Rajita Sinha, the center’s director, said the center had enough time to give every patient an individualized discharge plan. Though she noted the closure came as somewhat of a surprise, she said the clinic’s contract was reviewed on an annual basis and management was aware that its economic model might not last.

The center, which opened in 2007 and launched a clinical side in 2012, employed 15 clinicians, who provided treatment to Yale employees as well as New Haven residents. Yale’s health plans cover some but not all staff members, so many employees need to search elsewhere for care.

According to Krystal, the clinic was expensive to operate because, in addition to traditional treatment methods, it offered relaxation, breathing training, acupuncture and other unconventional methods, which are reimbursed at a lower rate.

Peart said the Yale Medical Group is exploring other ways to offer some elements of the clinic. Still, for some, the steps Yale took during that month were not enough.

A research assistant at the medical school who asked to remain anonymous for fear of damaging future job prospects said she has called eight providers since she found out about the closing. Four never responded, and the other four are not accepting new patients, have prohibitively long waitlists or are unwilling to continue her medication, she said.

Her options are limited by her insurance — the Stress Center was one of the few providers in the area that accepted Magellan, Yale’s employee insurance — and her diagnosis of adult attention deficit disorder.

To tide her over while she searched, the research assistant said, her Stress Center therapist wrote her a three-month prescription before the center’s closing. That prescription will expire in a month.

“If I don’t hear back from someone soon, I have to decide if I want to pay out of pocket or try to rough it without my medication until I can get an appointment with someone,” she said.

The abrupt ending has also negatively affected some of the clinic’s employees.

Mary Savoye, a dietician at the clinic, said the loss of income from the center removed 10 percent of her paycheck; the rest of her income comes from other sources. She had to quickly find another nutrition services clinic to make up for the loss before the center’s closure.

She said other clinicians have mentioned now needing to set up their own practices.

Sinha said that despite the short notice, all the clinic staff members who left have found employment in the Yale system or elsewhere. She noted that while it is especially difficult for patients being treated for mental health issues to switch therapists, some of the Stress Center’s patients have been able to follow their provider into private practice and maintain their services.

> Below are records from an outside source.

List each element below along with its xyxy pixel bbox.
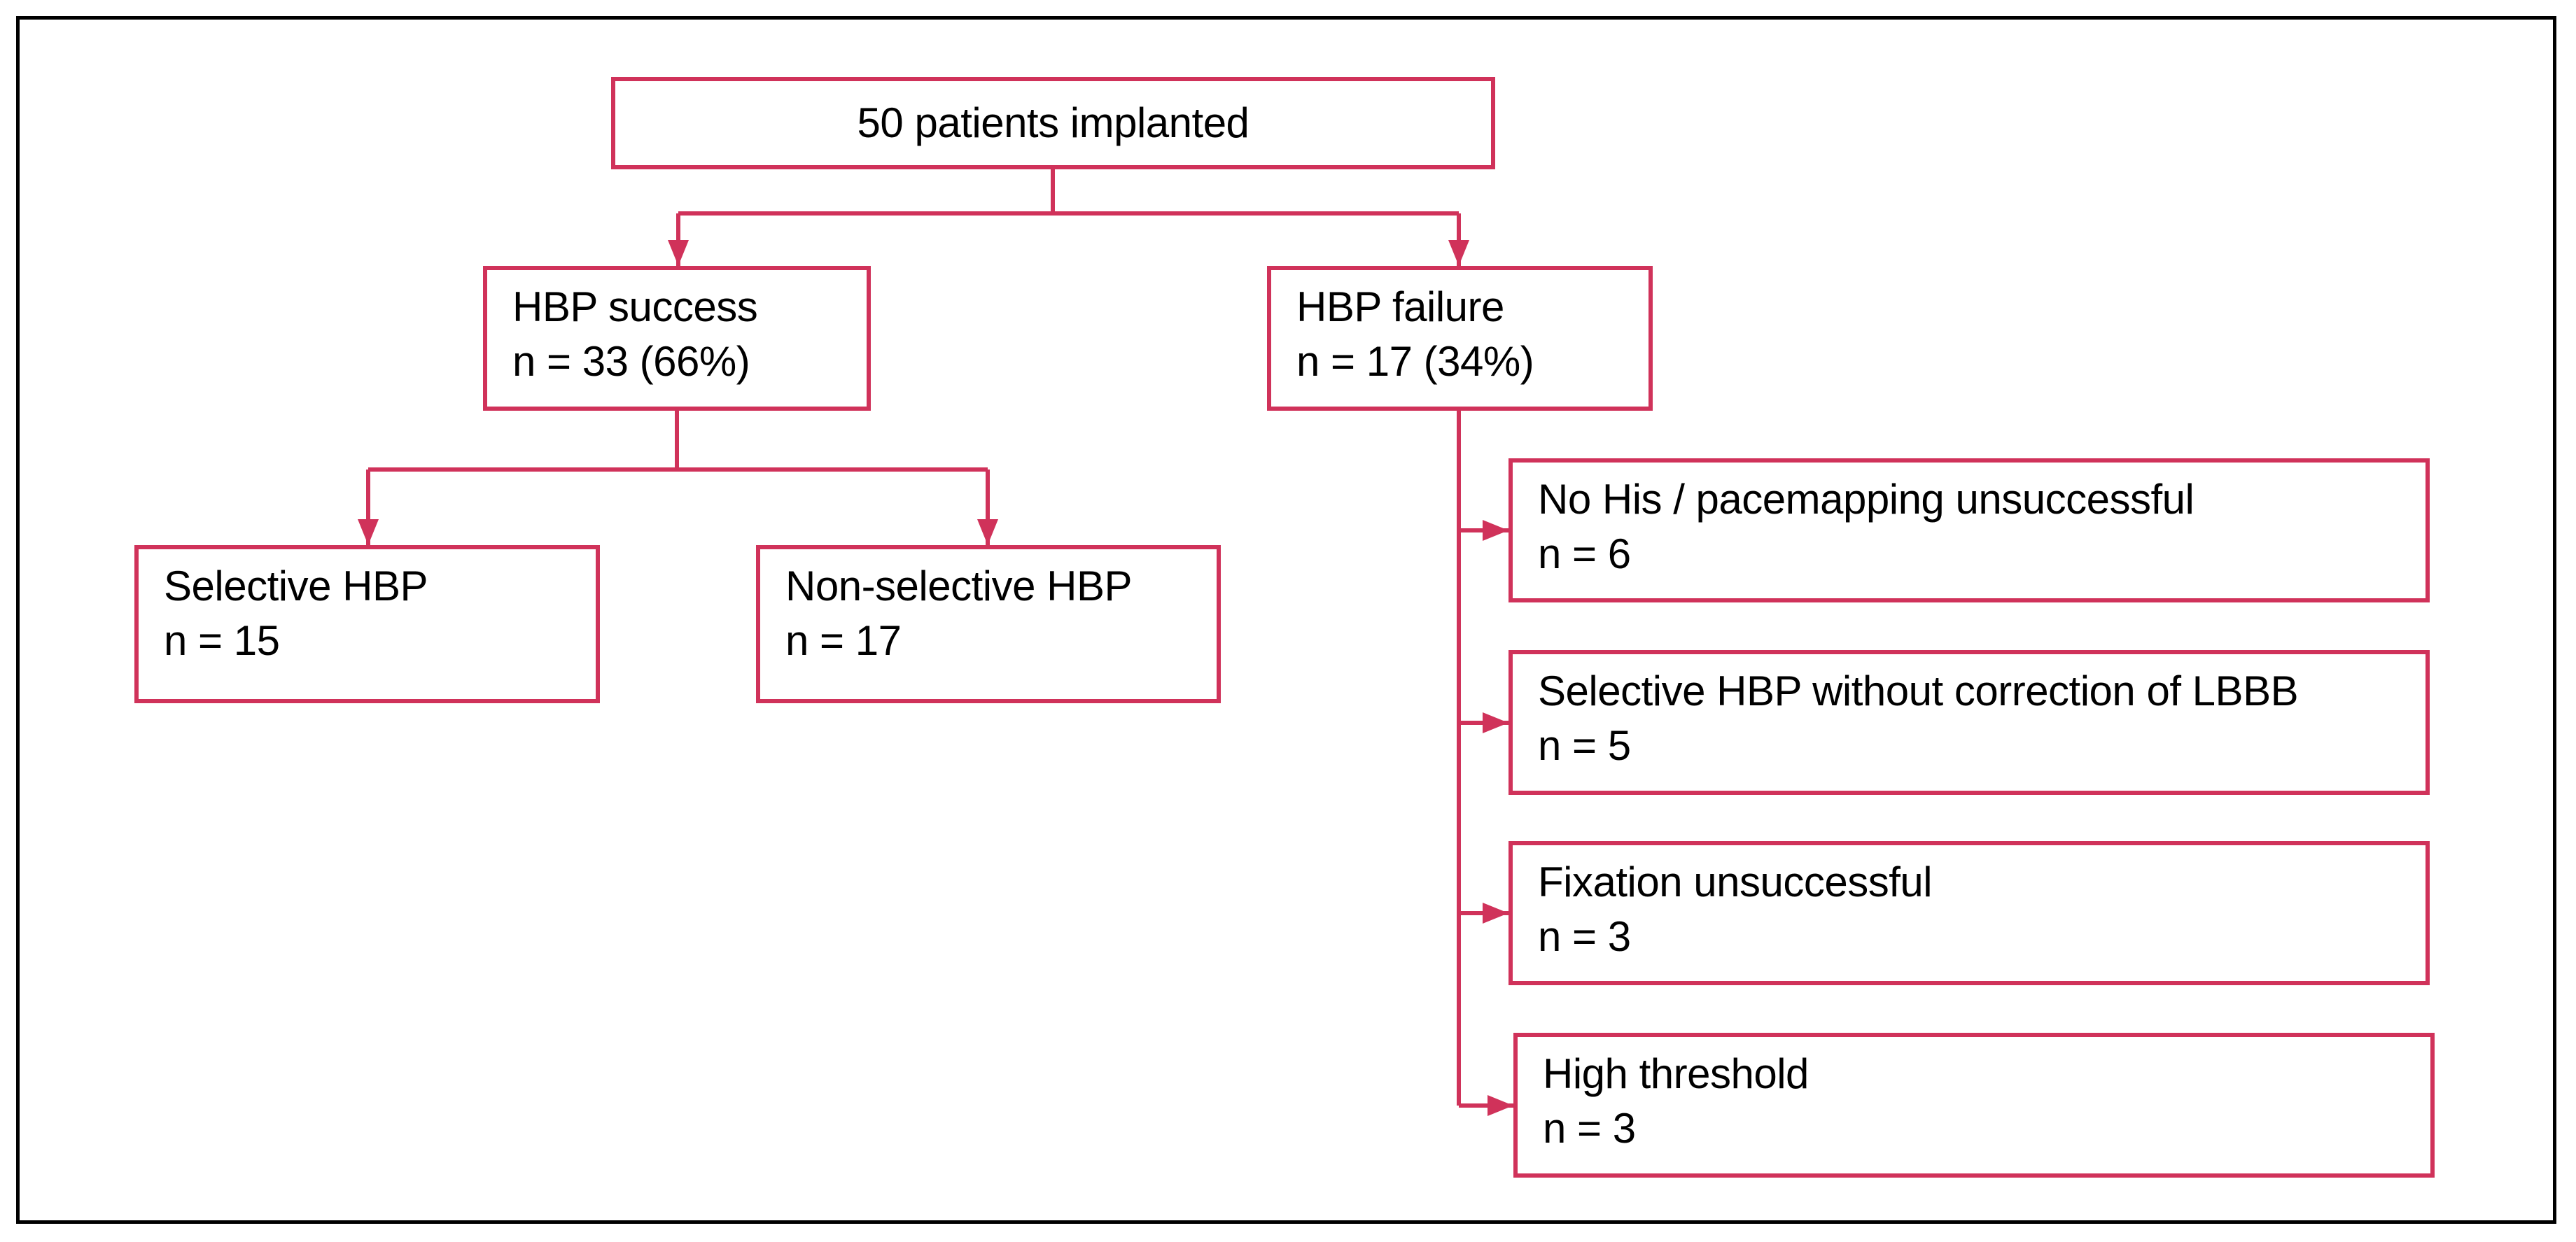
failure-reason-box: Selective HBP without correction of LBBB… — [1508, 650, 2430, 795]
failure-reason-count: n = 3 — [1538, 913, 1631, 960]
root-label: 50 patients implanted — [857, 99, 1250, 146]
arrowhead — [1488, 1095, 1513, 1116]
arrowhead — [668, 240, 689, 266]
arrowhead — [1483, 520, 1508, 541]
figure-frame — [16, 16, 2556, 1224]
failure-box: HBP failure n = 17 (34%) — [1267, 266, 1653, 411]
arrowhead — [1483, 712, 1508, 733]
failure-reason-title: High threshold — [1543, 1050, 1809, 1097]
selective-hbp-box: Selective HBP n = 15 — [134, 545, 600, 703]
failure-title: HBP failure — [1296, 283, 1504, 330]
nonselective-hbp-box: Non-selective HBP n = 17 — [756, 545, 1221, 703]
success-box: HBP success n = 33 (66%) — [483, 266, 871, 411]
nonselective-count: n = 17 — [785, 617, 902, 664]
failure-reason-count: n = 5 — [1538, 722, 1631, 769]
success-title: HBP success — [512, 283, 758, 330]
failure-reason-count: n = 3 — [1543, 1105, 1636, 1152]
failure-reason-box: High threshold n = 3 — [1513, 1033, 2435, 1178]
failure-reason-title: No His / pacemapping unsuccessful — [1538, 476, 2194, 523]
arrowhead — [977, 519, 998, 545]
failure-reason-title: Fixation unsuccessful — [1538, 859, 1933, 905]
root-box: 50 patients implanted — [611, 77, 1495, 169]
success-count: n = 33 (66%) — [512, 338, 750, 385]
arrowhead — [358, 519, 379, 545]
arrowhead — [1448, 240, 1469, 266]
failure-reason-box: Fixation unsuccessful n = 3 — [1508, 841, 2430, 985]
failure-reason-title: Selective HBP without correction of LBBB — [1538, 668, 2299, 714]
failure-reason-count: n = 6 — [1538, 530, 1631, 577]
failure-count: n = 17 (34%) — [1296, 338, 1534, 385]
arrowhead — [1483, 903, 1508, 924]
selective-count: n = 15 — [164, 617, 280, 664]
failure-reason-box: No His / pacemapping unsuccessful n = 6 — [1508, 458, 2430, 602]
selective-title: Selective HBP — [164, 563, 428, 609]
nonselective-title: Non-selective HBP — [785, 563, 1133, 609]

“We can’t determine all the other factors that go into closures,” Sinha said. “But from a clinical perspective, we did everything possible to connect patients to the best available care.”

The center has not conducted an exit survey, so the exact number of patients who have found other treatment options is unknown, Sinha said.

Though all former staff members have found new employment, private practices — where some of them are now — do not allow for the same level of experimentation as the center’s clinic did.

“[The center] has been a home for clinicians like myself who take an integrative approach to health care,” said Anne Dutton, another clinician. “It was unique in that we provided cutting edge, evidence-based clinical services that cannot be found elsewhere at Yale.”

Krystal hopes future circumstances will allow the University to reintroduce the strengths of the clinic in a more economically sustainable manner.

“We are very proud of what the Clinic was able to achieve. But we have learned that we have to do it in a different way,” he said. “I suspect it will take us some time to figure this out.”